At a time when international travels were a rare privilege for Romanians, Eugenia Popescu-Județ frequently travelled as a guest lecturer and dance instructor: to India (1969), Yugoslavia (1969), Lebanon (1969), the United States (1970), Belgium (1970–71), and Finland (1971).

After her husband died in 1972, Eugenia permanently moved to the United States in 1973. In the US she taught at Duquesne University in Pittsburgh, Pennsylvania. Subsequently, she became an adjunct professor at Duquesne and continued to teach and choreograph for their dance ensemble The Tamburitzans (collection guide). In the US, she received several advanced university degrees, including a Ph.D. from the University of Pittsburgh, and published several books and articles, some of which are concerned with Dimitrie Cantemir and Turkish music.

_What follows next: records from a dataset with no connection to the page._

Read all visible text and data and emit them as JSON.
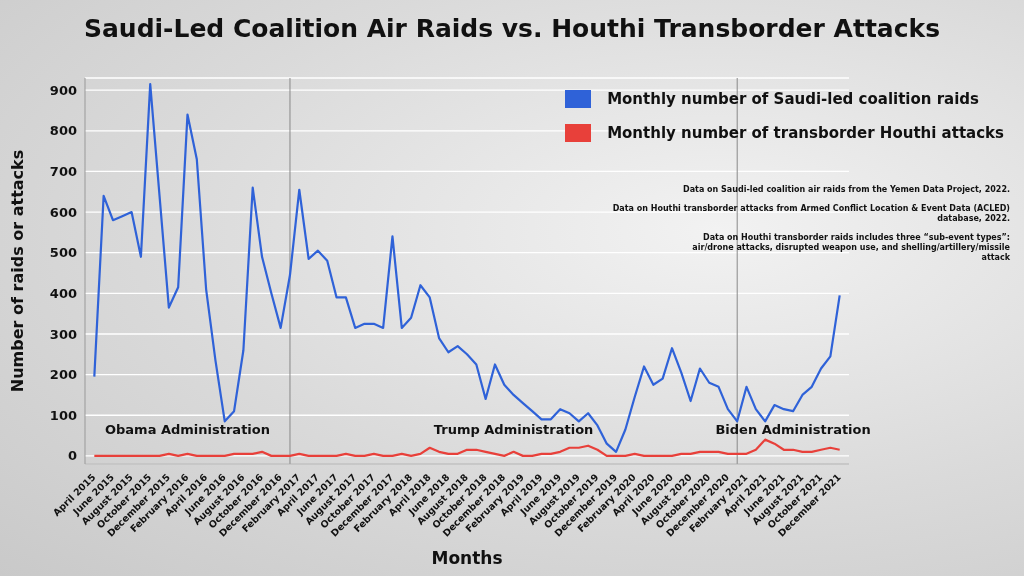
{
  "chart_data": {
    "type": "line",
    "title": "Saudi-Led Coalition Air Raids vs. Houthi Transborder Attacks",
    "xlabel": "Months",
    "ylabel": "Number of raids or attacks",
    "x": [
      "2015-04",
      "2015-05",
      "2015-06",
      "2015-07",
      "2015-08",
      "2015-09",
      "2015-10",
      "2015-11",
      "2015-12",
      "2016-01",
      "2016-02",
      "2016-03",
      "2016-04",
      "2016-05",
      "2016-06",
      "2016-07",
      "2016-08",
      "2016-09",
      "2016-10",
      "2016-11",
      "2016-12",
      "2017-01",
      "2017-02",
      "2017-03",
      "2017-04",
      "2017-05",
      "2017-06",
      "2017-07",
      "2017-08",
      "2017-09",
      "2017-10",
      "2017-11",
      "2017-12",
      "2018-01",
      "2018-02",
      "2018-03",
      "2018-04",
      "2018-05",
      "2018-06",
      "2018-07",
      "2018-08",
      "2018-09",
      "2018-10",
      "2018-11",
      "2018-12",
      "2019-01",
      "2019-02",
      "2019-03",
      "2019-04",
      "2019-05",
      "2019-06",
      "2019-07",
      "2019-08",
      "2019-09",
      "2019-10",
      "2019-11",
      "2019-12",
      "2020-01",
      "2020-02",
      "2020-03",
      "2020-04",
      "2020-05",
      "2020-06",
      "2020-07",
      "2020-08",
      "2020-09",
      "2020-10",
      "2020-11",
      "2020-12",
      "2021-01",
      "2021-02",
      "2021-03",
      "2021-04",
      "2021-05",
      "2021-06",
      "2021-07",
      "2021-08",
      "2021-09",
      "2021-10",
      "2021-11",
      "2021-12"
    ],
    "series": [
      {
        "name": "Monthly number of Saudi-led coalition raids",
        "color": "#2f62d8",
        "values": [
          195,
          640,
          580,
          590,
          600,
          490,
          915,
          640,
          365,
          415,
          840,
          730,
          410,
          235,
          85,
          110,
          260,
          660,
          490,
          400,
          315,
          445,
          655,
          485,
          505,
          480,
          390,
          390,
          315,
          325,
          325,
          315,
          540,
          315,
          340,
          420,
          390,
          290,
          255,
          270,
          250,
          225,
          140,
          225,
          175,
          150,
          130,
          110,
          90,
          90,
          115,
          105,
          85,
          105,
          75,
          30,
          10,
          65,
          145,
          220,
          175,
          190,
          265,
          205,
          135,
          215,
          180,
          170,
          115,
          85,
          170,
          115,
          85,
          125,
          115,
          110,
          150,
          170,
          215,
          245,
          395
        ]
      },
      {
        "name": "Monthly number of transborder Houthi attacks",
        "color": "#e8403a",
        "values": [
          0,
          0,
          0,
          0,
          0,
          0,
          0,
          0,
          5,
          0,
          5,
          0,
          0,
          0,
          0,
          5,
          5,
          5,
          10,
          0,
          0,
          0,
          5,
          0,
          0,
          0,
          0,
          5,
          0,
          0,
          5,
          0,
          0,
          5,
          0,
          5,
          20,
          10,
          5,
          5,
          15,
          15,
          10,
          5,
          0,
          10,
          0,
          0,
          5,
          5,
          10,
          20,
          20,
          25,
          15,
          0,
          0,
          0,
          5,
          0,
          0,
          0,
          0,
          5,
          5,
          10,
          10,
          10,
          5,
          5,
          5,
          15,
          40,
          30,
          15,
          15,
          10,
          10,
          15,
          20,
          15
        ]
      }
    ],
    "xlim": [
      "2015-03",
      "2022-01"
    ],
    "xticks": [
      {
        "value": "2015-04",
        "label": "April 2015"
      },
      {
        "value": "2015-06",
        "label": "June 2015"
      },
      {
        "value": "2015-08",
        "label": "August 2015"
      },
      {
        "value": "2015-10",
        "label": "October 2015"
      },
      {
        "value": "2015-12",
        "label": "December 2015"
      },
      {
        "value": "2016-02",
        "label": "February 2016"
      },
      {
        "value": "2016-04",
        "label": "April 2016"
      },
      {
        "value": "2016-06",
        "label": "June 2016"
      },
      {
        "value": "2016-08",
        "label": "August 2016"
      },
      {
        "value": "2016-10",
        "label": "October 2016"
      },
      {
        "value": "2016-12",
        "label": "December 2016"
      },
      {
        "value": "2017-02",
        "label": "February 2017"
      },
      {
        "value": "2017-04",
        "label": "April 2017"
      },
      {
        "value": "2017-06",
        "label": "June 2017"
      },
      {
        "value": "2017-08",
        "label": "August 2017"
      },
      {
        "value": "2017-10",
        "label": "October 2017"
      },
      {
        "value": "2017-12",
        "label": "December 2017"
      },
      {
        "value": "2018-02",
        "label": "February 2018"
      },
      {
        "value": "2018-04",
        "label": "April 2018"
      },
      {
        "value": "2018-06",
        "label": "June 2018"
      },
      {
        "value": "2018-08",
        "label": "August 2018"
      },
      {
        "value": "2018-10",
        "label": "October 2018"
      },
      {
        "value": "2018-12",
        "label": "December 2018"
      },
      {
        "value": "2019-02",
        "label": "February 2019"
      },
      {
        "value": "2019-04",
        "label": "April 2019"
      },
      {
        "value": "2019-06",
        "label": "June 2019"
      },
      {
        "value": "2019-08",
        "label": "August 2019"
      },
      {
        "value": "2019-10",
        "label": "October 2019"
      },
      {
        "value": "2019-12",
        "label": "December 2019"
      },
      {
        "value": "2020-02",
        "label": "February 2020"
      },
      {
        "value": "2020-04",
        "label": "April 2020"
      },
      {
        "value": "2020-06",
        "label": "June 2020"
      },
      {
        "value": "2020-08",
        "label": "August 2020"
      },
      {
        "value": "2020-10",
        "label": "October 2020"
      },
      {
        "value": "2020-12",
        "label": "December 2020"
      },
      {
        "value": "2021-02",
        "label": "February 2021"
      },
      {
        "value": "2021-04",
        "label": "April 2021"
      },
      {
        "value": "2021-06",
        "label": "June 2021"
      },
      {
        "value": "2021-08",
        "label": "August 2021"
      },
      {
        "value": "2021-10",
        "label": "October 2021"
      },
      {
        "value": "2021-12",
        "label": "December 2021"
      }
    ],
    "ylim": [
      -20,
      930
    ],
    "yticks": [
      0,
      100,
      200,
      300,
      400,
      500,
      600,
      700,
      800,
      900
    ],
    "grid": "y",
    "legend": "top right",
    "marker": "none",
    "line_style": "solid",
    "ref_lines": [
      {
        "axis": "x",
        "value": "2017-01",
        "color": "#888888"
      },
      {
        "axis": "x",
        "value": "2021-01",
        "color": "#888888"
      }
    ],
    "annotations": [
      "Obama Administration",
      "Trump Administration",
      "Biden Administration",
      "Data on Saudi-led coalition air raids from the Yemen Data Project, 2022.",
      "Data on Houthi transborder attacks from Armed Conflict Location & Event Data (ACLED) database, 2022.",
      "Data on Houthi transborder raids includes three “sub-event types”: air/drone attacks, disrupted weapon use, and shelling/artillery/missile attack"
    ]
  }
}
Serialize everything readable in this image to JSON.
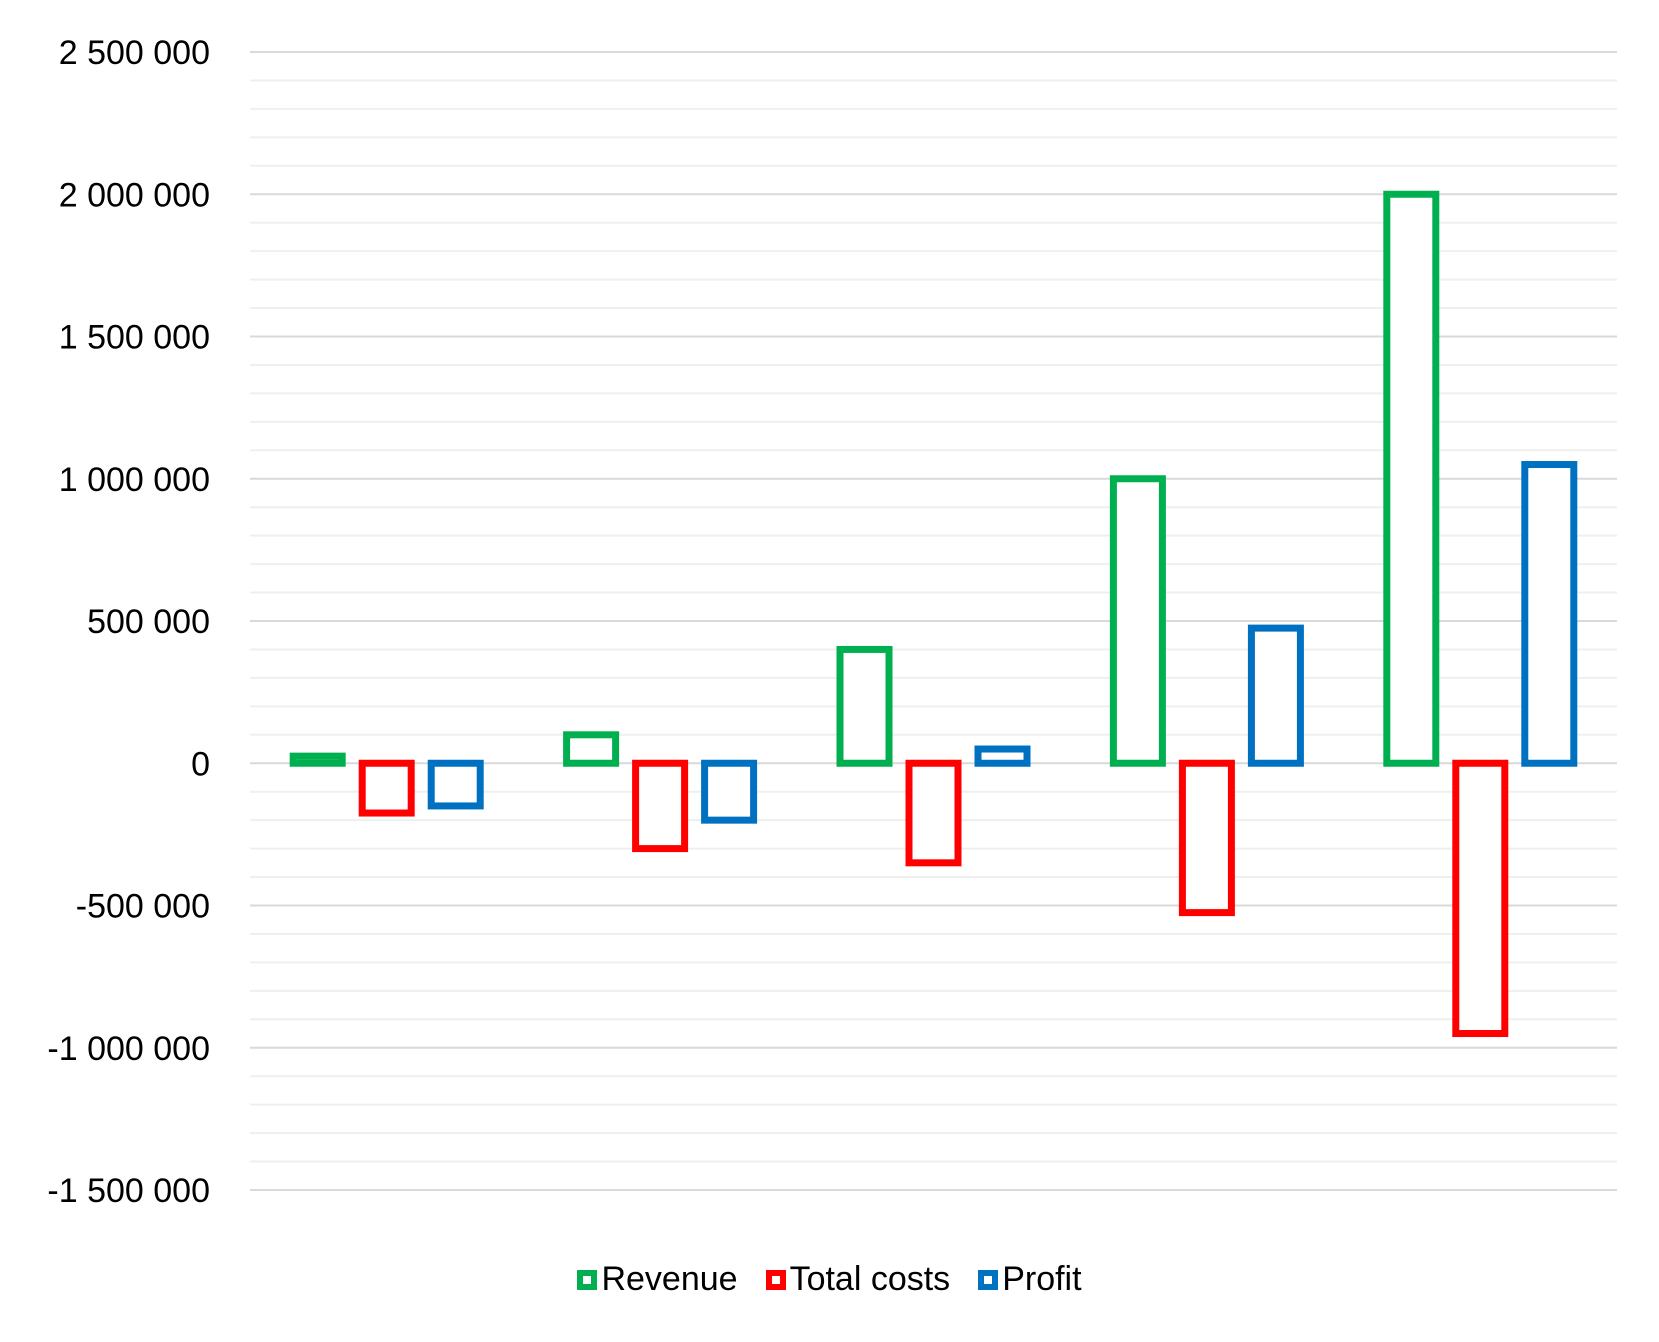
{
  "chart_data": {
    "type": "bar",
    "bar_style": "outline",
    "categories": [
      "",
      "",
      "",
      "",
      ""
    ],
    "series": [
      {
        "name": "Revenue",
        "color": "#00B050",
        "values": [
          25000,
          100000,
          400000,
          1000000,
          2000000
        ]
      },
      {
        "name": "Total costs",
        "color": "#FF0000",
        "values": [
          -175000,
          -300000,
          -350000,
          -525000,
          -950000
        ]
      },
      {
        "name": "Profit",
        "color": "#0070C0",
        "values": [
          -150000,
          -200000,
          50000,
          475000,
          1050000
        ]
      }
    ],
    "ylim": [
      -1500000,
      2500000
    ],
    "yticks": [
      2500000,
      2000000,
      1500000,
      1000000,
      500000,
      0,
      -500000,
      -1000000,
      -1500000
    ],
    "ytick_labels": [
      "2 500 000",
      "2 000 000",
      "1 500 000",
      "1 000 000",
      "500 000",
      "0",
      "-500 000",
      "-1 000 000",
      "-1 500 000"
    ],
    "minor_gridline_step": 100000,
    "grid": true,
    "legend_position": "bottom",
    "title": "",
    "xlabel": "",
    "ylabel": ""
  },
  "legend": {
    "items": [
      {
        "label": "Revenue",
        "color": "#00B050"
      },
      {
        "label": "Total costs",
        "color": "#FF0000"
      },
      {
        "label": "Profit",
        "color": "#0070C0"
      }
    ]
  }
}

Between 1990 and 1995, Eugenia donated Gheorghe's and her own collection to the American Folklife Center at the Library of Congress, Washington, D.C.

== Death ==
Eugenia Popescu-Județ died on December 20, 2011, in Pittsburgh, Pennsylvania.

==Selected publications==
Popescu Județ, Eugenia
- 1973. Dimitrie Cantemir: Cartea științei muzicii (Dimitrie Cantemir: The book of the science of music). Editura Muzicală a Uniunii Compozitorilor: Bucharest.
- 1979. Sixty Folk Dances of Romania. Duquesne University Tamburitzans, Institute of Folk Arts: Pittsburgh, PA.
- 1993. Disemic features in the Romanian folk musical "Jienii". Dance studies. vol. 17, pp. 77–129.
- 1999. Prince Dimitrie Cantemir: theorist and composer of Turkish music. Pan: Beșiktaș, Istanbul
- 2002. Tanburî Küçük Artin. A musical treatise of the eighteenth century. Pan Yayıncılık: Beşiktaş, İstanbul
- 2007. Beyond the glory of the sultans: Cantemir's view of the Turks. Pan: Beșiktaș, Istanbul

Popescu-Județ, Gheorghe, Eugenia Popescu-Județ, and James Roncevic. 1979. Judetz folk dance notation. Pittsburgh, Pa. Duquesne University Tamburitzans.